Riders can rank routes on a 1-to-5 scale, helping future bikers decide which path is best for their level of experience and type of ride. The app also includes a map for riders to locate bike parking around the city, shops for last-minute repairs and cycling organizations.

By getting riders to submit their own information, the app is helping the city's bike community grow as a social network that connects riders both on and offline. With information about broken down or unsafe routes, the city knows where to spend money to fix them for its riders.

Glasgow Cycling

Cycling Scotland, an organization that works to make biking more accessible for everyone in the country, be that through events, races or supporting the improvement of infrastructure in individual towns and cities, has taken notice of Glasgow's efforts. Chief Executive Keith Irving thinks the app could be used as a model if it ends up working well for the city. 

"All councils should be increasing monitoring of cycling levels, and, more importantly, identifying where maintenance, missing links and improved infrastructure could be made to encourage more people to cycle," Irving told Mic. "We hope [the app] will be successful, and could feature as a best practice to be copied across the country."

The city is already starting to notice an impact. There are 1,211 people using the cycling app, and they've logged 1,393 routes so far. While it wasn't introduced until after the grant, bike rides into Glasgow's city center have risen by 207% since 2007, from 3,012 to 9,255 per day, according to the Glasgow City Council.

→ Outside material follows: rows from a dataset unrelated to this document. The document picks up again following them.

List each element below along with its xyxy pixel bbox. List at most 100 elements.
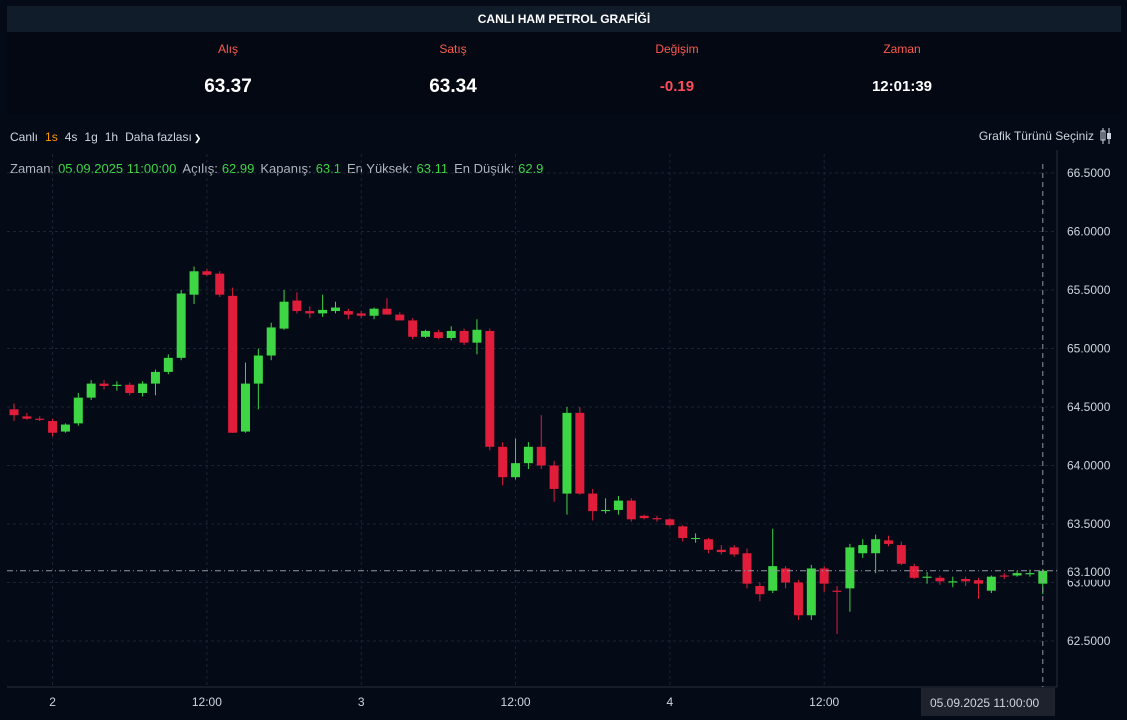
candle-body — [292, 300, 302, 312]
candle-body — [793, 582, 803, 616]
candle-body — [549, 465, 559, 489]
candle-body — [626, 500, 636, 520]
candlestick-icon — [1100, 128, 1111, 144]
candle-body — [48, 421, 58, 433]
candle-body — [408, 320, 418, 337]
candle-body — [459, 330, 469, 343]
interval-1s-button[interactable]: 1s — [45, 130, 58, 144]
change-value: -0.19 — [659, 78, 695, 95]
candle-body — [974, 580, 983, 584]
ask-value: 63.34 — [429, 76, 477, 97]
candle-body — [253, 355, 263, 384]
candle-body — [433, 332, 443, 338]
chart-type-label: Grafik Türünü Seçiniz — [978, 129, 1094, 143]
candle-body — [588, 493, 598, 512]
candle-body — [845, 547, 855, 589]
candle-body — [691, 538, 701, 540]
time-value: 12:01:39 — [871, 78, 933, 95]
candle-body — [883, 540, 893, 544]
candle-body — [832, 590, 842, 592]
candle-body — [909, 566, 919, 578]
candle-body — [948, 581, 958, 583]
candle-body — [999, 575, 1009, 577]
candle-body — [922, 576, 932, 578]
crosshair-time-label: 05.09.2025 11:00:00 — [930, 696, 1040, 710]
change-label: Değişim — [655, 42, 699, 56]
chart-title: CANLI HAM PETROL GRAFİĞİ — [7, 6, 1121, 32]
candle-body — [755, 586, 765, 595]
candle-body — [112, 384, 122, 386]
interval-1h-button[interactable]: 1h — [105, 130, 118, 144]
candle-body — [86, 383, 96, 398]
x-tick-label: 12:00 — [192, 695, 222, 709]
candle-body — [511, 463, 521, 478]
candle-body — [536, 446, 546, 466]
more-intervals-dropdown[interactable]: Daha fazlası ❯ — [125, 130, 208, 144]
price-stats-panel: Alış 63.37 Satış 63.34 Değişim -0.19 Zam… — [7, 32, 1121, 114]
time-label: Zaman — [883, 42, 921, 56]
live-button[interactable]: Canlı — [10, 130, 38, 144]
x-tick-label: 12:00 — [809, 695, 839, 709]
candle-body — [472, 329, 482, 343]
candle-body — [382, 308, 392, 315]
candle-body — [1012, 573, 1022, 576]
y-tick-label: 65.0000 — [1067, 342, 1111, 356]
y-tick-label: 63.5000 — [1067, 517, 1111, 531]
candle-body — [202, 271, 212, 275]
candle-body — [356, 313, 366, 316]
more-intervals-label: Daha fazlası — [125, 130, 192, 144]
candle-body — [742, 553, 752, 584]
candle-body — [498, 446, 508, 478]
chart-type-selector[interactable]: Grafik Türünü Seçiniz — [979, 127, 1112, 145]
interval-toolbar: Canlı 1s 4s 1g 1h Daha fazlası ❯ — [10, 129, 215, 145]
candle-body — [163, 357, 173, 372]
candle-body — [215, 273, 225, 295]
candle-body — [369, 308, 379, 316]
candle-body — [228, 295, 238, 433]
candle-body — [768, 566, 778, 591]
interval-1g-button[interactable]: 1g — [84, 130, 97, 144]
candle-body — [60, 424, 70, 432]
y-tick-label: 66.0000 — [1067, 225, 1111, 239]
candle-body — [729, 547, 739, 555]
candle-body — [562, 412, 572, 494]
candle-body — [421, 330, 431, 337]
candlestick-chart[interactable]: 66.5000 66.0000 65.5000 65.0000 64.5000 64.00… — [0, 150, 1127, 720]
chevron-down-icon: ❯ — [193, 133, 202, 143]
candle-body — [961, 578, 971, 582]
candle-body — [266, 327, 276, 356]
candle-body — [125, 384, 135, 393]
candle-body — [9, 409, 19, 416]
current-price-label: 63.1000 — [1067, 565, 1111, 579]
candle-body — [806, 568, 816, 616]
y-tick-label: 64.0000 — [1067, 459, 1111, 473]
candle-body — [22, 416, 32, 419]
candle-body — [716, 549, 726, 553]
bid-value: 63.37 — [204, 76, 252, 97]
y-tick-label: 62.5000 — [1067, 634, 1111, 648]
y-tick-label: 64.5000 — [1067, 400, 1111, 414]
candle-body — [176, 293, 186, 358]
candle-body — [575, 412, 585, 494]
candle-body — [639, 515, 649, 519]
candle-body — [1025, 573, 1035, 575]
candle-body — [678, 526, 688, 539]
candle-body — [395, 314, 405, 321]
x-tick-label: 3 — [358, 695, 365, 709]
candle-body — [305, 311, 315, 314]
ask-label: Satış — [439, 42, 467, 56]
y-tick-label: 66.5000 — [1067, 166, 1111, 180]
candle-body — [986, 576, 996, 591]
candle-body — [73, 397, 83, 424]
candle-body — [138, 383, 148, 393]
candle-body — [896, 545, 906, 564]
candle-body — [613, 500, 623, 510]
candle-body — [343, 311, 353, 315]
candle-body — [935, 577, 945, 582]
interval-4s-button[interactable]: 4s — [65, 130, 78, 144]
y-tick-label: 65.5000 — [1067, 283, 1111, 297]
candle-body — [240, 383, 250, 432]
candle-body — [189, 271, 199, 295]
candle-body — [652, 518, 662, 520]
candle-body — [318, 309, 328, 314]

At this point, the systems Glasgow has implemented with the funding are still in the testing phase. The apps and data hub are starting to connect citizens with technology more than ever before, changing the way they use energy, get around the city and interact with one another. The city is monitoring the progress of the various Future City Glasgow projects both internally through its government and externally through market research company Bright Blue Research, formerly MRUK.

To be sure, not all of the project's initiatives will be resounding successes. But with the wealth of data being collected, Glasgow can learn and help lead the way toward a future of increasingly smart cities.